British detectives are scrambling to uncover who poisoned a Russian former doubleagent and his daughter with a nerve agent, as doctors battle to save their lives and that of a policeman who also fell ill after coming to their aid.
Sergei Skripal, 66, who moved to Britain in a 2010 spy swap, is in a critical condition in hospital along with his daughter Yulia after they collapsed on a bench outside a shopping centre on Sunday. The brazen poisoning in the southwestern English city of Salisbury is already being linked with Russia by British politicians and the media, sparking anger in Moscow.
On Wednesday, British police confirmed for the first time that a nerve agent was used and that their probe was now an attempted murder investigation.
“Sadly, in addition, a police officer, who was one of the first to attend the scene is now also in a serious condition in hospital,” Metropolitan Police Assistant Commissioner Mark Rowley told reporters.
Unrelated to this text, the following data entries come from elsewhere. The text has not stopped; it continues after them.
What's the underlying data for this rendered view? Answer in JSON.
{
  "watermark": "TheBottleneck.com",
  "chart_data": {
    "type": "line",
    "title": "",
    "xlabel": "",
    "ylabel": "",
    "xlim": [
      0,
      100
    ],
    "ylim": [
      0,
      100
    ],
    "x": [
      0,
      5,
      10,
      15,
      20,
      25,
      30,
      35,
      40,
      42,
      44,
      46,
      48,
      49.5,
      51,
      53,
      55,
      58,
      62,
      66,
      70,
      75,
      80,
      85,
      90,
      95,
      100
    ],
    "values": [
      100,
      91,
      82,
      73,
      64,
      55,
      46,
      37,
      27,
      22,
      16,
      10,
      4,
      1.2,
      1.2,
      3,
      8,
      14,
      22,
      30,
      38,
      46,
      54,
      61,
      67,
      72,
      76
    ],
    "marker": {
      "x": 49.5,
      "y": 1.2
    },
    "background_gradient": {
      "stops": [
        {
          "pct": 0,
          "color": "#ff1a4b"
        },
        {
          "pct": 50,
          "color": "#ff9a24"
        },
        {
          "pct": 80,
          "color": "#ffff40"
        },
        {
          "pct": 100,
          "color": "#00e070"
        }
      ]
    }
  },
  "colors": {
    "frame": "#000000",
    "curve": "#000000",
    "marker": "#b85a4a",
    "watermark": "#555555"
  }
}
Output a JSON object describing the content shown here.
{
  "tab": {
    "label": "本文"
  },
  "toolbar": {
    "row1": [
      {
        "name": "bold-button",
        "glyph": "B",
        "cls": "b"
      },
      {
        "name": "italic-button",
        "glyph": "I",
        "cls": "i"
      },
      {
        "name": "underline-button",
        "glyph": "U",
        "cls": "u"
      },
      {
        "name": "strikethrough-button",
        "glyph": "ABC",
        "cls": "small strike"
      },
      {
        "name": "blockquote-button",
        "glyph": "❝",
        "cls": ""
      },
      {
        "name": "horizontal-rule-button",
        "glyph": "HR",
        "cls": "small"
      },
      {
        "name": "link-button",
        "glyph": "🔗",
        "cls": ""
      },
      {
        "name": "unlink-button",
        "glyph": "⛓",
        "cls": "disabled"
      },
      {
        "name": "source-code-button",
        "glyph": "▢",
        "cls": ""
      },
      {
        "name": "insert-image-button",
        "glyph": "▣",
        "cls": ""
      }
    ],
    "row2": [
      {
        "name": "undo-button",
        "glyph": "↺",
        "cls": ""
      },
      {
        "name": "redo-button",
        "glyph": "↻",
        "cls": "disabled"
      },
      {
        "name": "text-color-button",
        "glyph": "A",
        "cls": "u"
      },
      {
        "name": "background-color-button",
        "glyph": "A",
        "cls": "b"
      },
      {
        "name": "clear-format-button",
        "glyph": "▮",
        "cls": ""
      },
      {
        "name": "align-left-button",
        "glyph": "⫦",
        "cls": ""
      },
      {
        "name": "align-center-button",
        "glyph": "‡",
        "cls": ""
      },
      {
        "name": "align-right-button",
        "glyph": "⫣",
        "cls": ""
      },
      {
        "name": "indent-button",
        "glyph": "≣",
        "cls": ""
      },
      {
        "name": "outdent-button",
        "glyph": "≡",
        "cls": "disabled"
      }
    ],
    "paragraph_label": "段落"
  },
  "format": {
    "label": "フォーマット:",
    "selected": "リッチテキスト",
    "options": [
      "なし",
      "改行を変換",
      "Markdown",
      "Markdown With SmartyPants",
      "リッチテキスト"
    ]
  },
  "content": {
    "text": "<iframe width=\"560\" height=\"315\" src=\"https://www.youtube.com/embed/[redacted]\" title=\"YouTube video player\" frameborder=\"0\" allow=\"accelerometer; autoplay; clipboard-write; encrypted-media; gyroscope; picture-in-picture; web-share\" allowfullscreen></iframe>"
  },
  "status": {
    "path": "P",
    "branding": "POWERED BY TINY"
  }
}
Scientific tests by government experts have identified the specific nerve agent used “which will help identify the source,” he added, declining to reveal the exact substance.
British media reports suggest the three victims are seriously ill. Britain’s Sky News, quoting sources, said all three victims are in a coma. The Times newspaper, quoting a senior unnamed British government official, said Skripal’s condition was thought to be particularly severe.
“The feeling is that he is not going to make it out of this,” the source told the newspaper. “I think it could be more positive (for Yulia). They are hopeful that she might be able to pull through.” The paper added that the police officer’s condition was thought to be “less severe.”
Other emergency services personnel who treated the pair required medical treatment at the time but have not been admitted to hospital. In total, 21 people received treatment.
Home Secretary Amber Rudd called for “cool heads” over the poisoning amid swirling speculation. Police say they are keeping an open mind about what happened, but Foreign Secretary Boris Johnson has alluded to Russia. He noted the “echoes” with the 2006 poisoning in London of former Russian spy Alexander Litvinenko, which Britain has blamed on Russia.
Moscow accused British politicians and journalists of whipping up anti-Russian sentiment, with Kremlin Foreign Ministry spokeswoman Maria Zakharova telling reporters the story “was straight away used to boost an anti-Russian campaign.”
Meanwhile, hundreds of counter-terrorism detectives are working “around the clock” to create a timeline of the victims’ movements, with “many hours” of CCTV under review, police said. Investigators believe Skripal and his 33-year-old daughter were in Salisbury city centre for several hours before they were found slumped on a bench.